After two terror attacks in Jerusalem on Tuesday, Mayor Nir Barkat said the state should consider closing off East Jerusalem neighborhoods. This is ridiculous. Throughout his mayoralty, Barkat has repeatedly declared that the desire for a shared life and normalcy would ultimately win, bringing about the city’s complete unification. He’s a big believer in the “Israelization” of the Palestinians of East Jerusalem, and has worked hard to impose Israeli sovereignty on the Arab neighborhoods.

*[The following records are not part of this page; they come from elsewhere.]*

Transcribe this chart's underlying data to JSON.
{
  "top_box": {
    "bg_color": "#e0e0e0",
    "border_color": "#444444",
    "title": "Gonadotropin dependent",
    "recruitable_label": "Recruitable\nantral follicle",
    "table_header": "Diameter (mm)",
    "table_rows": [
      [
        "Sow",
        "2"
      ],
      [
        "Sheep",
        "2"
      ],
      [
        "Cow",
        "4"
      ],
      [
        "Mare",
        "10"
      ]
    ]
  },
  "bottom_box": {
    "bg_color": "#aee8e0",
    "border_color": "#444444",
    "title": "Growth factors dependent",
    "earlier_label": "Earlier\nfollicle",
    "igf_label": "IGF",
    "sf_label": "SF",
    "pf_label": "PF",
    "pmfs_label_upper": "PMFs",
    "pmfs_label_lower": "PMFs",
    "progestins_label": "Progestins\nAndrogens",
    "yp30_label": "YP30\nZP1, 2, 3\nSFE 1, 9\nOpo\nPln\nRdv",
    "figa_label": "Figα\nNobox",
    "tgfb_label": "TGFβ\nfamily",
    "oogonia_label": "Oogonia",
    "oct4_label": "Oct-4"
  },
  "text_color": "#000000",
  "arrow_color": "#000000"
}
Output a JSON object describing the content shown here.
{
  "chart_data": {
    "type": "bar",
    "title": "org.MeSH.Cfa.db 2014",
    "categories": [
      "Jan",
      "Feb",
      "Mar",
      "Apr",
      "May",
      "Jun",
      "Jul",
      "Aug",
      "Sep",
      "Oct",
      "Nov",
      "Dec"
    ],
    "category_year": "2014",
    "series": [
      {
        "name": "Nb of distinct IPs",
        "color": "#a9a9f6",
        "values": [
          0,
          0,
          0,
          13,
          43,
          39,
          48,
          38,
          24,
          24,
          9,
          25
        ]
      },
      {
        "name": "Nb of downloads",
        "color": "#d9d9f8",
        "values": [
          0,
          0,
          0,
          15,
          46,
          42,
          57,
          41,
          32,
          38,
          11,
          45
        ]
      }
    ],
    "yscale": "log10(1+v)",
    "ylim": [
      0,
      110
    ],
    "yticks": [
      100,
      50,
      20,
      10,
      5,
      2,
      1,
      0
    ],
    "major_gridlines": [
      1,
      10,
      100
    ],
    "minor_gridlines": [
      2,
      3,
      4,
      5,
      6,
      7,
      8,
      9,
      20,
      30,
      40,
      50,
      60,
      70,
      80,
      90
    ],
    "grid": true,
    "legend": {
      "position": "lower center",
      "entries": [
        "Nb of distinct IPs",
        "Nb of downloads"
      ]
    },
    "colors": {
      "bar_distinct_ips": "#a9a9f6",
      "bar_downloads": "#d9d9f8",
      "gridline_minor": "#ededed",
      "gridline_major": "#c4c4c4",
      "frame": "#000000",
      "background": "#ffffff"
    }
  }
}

At every opportunity, he brandishes poll numbers showing that a significant proportion of these people would choose to remain under Israeli sovereignty if a Palestinian state were established, and scorned claims that the occupation, the oppression and emotions about the Temple Mount would cause a violent outbreak and compel Israel to rethink the term “united Jerusalem.” His statement on Tuesday was an unequivocal admission of the failure of a project now in its 48th year, whose sole purpose is to erase the Green Line in Jerusalem and blur the differences between the city’s eastern and western parts.
Nevertheless, this project hasn’t failed completely, as will be discovered by anyone who does try to close off East Jerusalem. Land expropriations from residents of the city’s eastern section and the establishment of Jewish neighborhoods, transportation infrastructure and settlements in the heart of Palestinian neighborhoods have rendered impossible any attempt to separate the two parts of the city, even if only temporarily, for security purposes. And that’s without even mentioning the legal problems in such a move. Most East Jerusalem residents have Israeli identity cards (with permanent residency status); a minority are Israeli citizens. How will police officers at the checkpoints distinguish among these citizens and residents?
But mostly, this would be ineffective against terror. It’s impossible to hermetically seal off the hundreds of pathways, streets and roads linking the two parts of the city. This suggests that Barkat’s demand was meant for public relations, more to position him as “Jerusalem’s Rudy Giuliani” than to prevent the next terror attack.
Since the start of the latest wave of violence, decision makers in the government — not to mention opposition leader and Labor Party chairman Isaac Herzog, who has jumped on the bandwagon — have tried to blame the other side and find easy solutions, from accusing Palestinians and Arab MKs of incitement to ordering security forces to shoot to kill when confronting terrorists at the scene of an attack to, now, closing off neighborhoods of East Jerusalem. But all of these are just a smokescreen for the helplessness of the Netanyahu government, which instead of throwing out idiotic ideas should be trying to calm the atmosphere by means of dialogue with and confidence-building measures toward the Palestinians.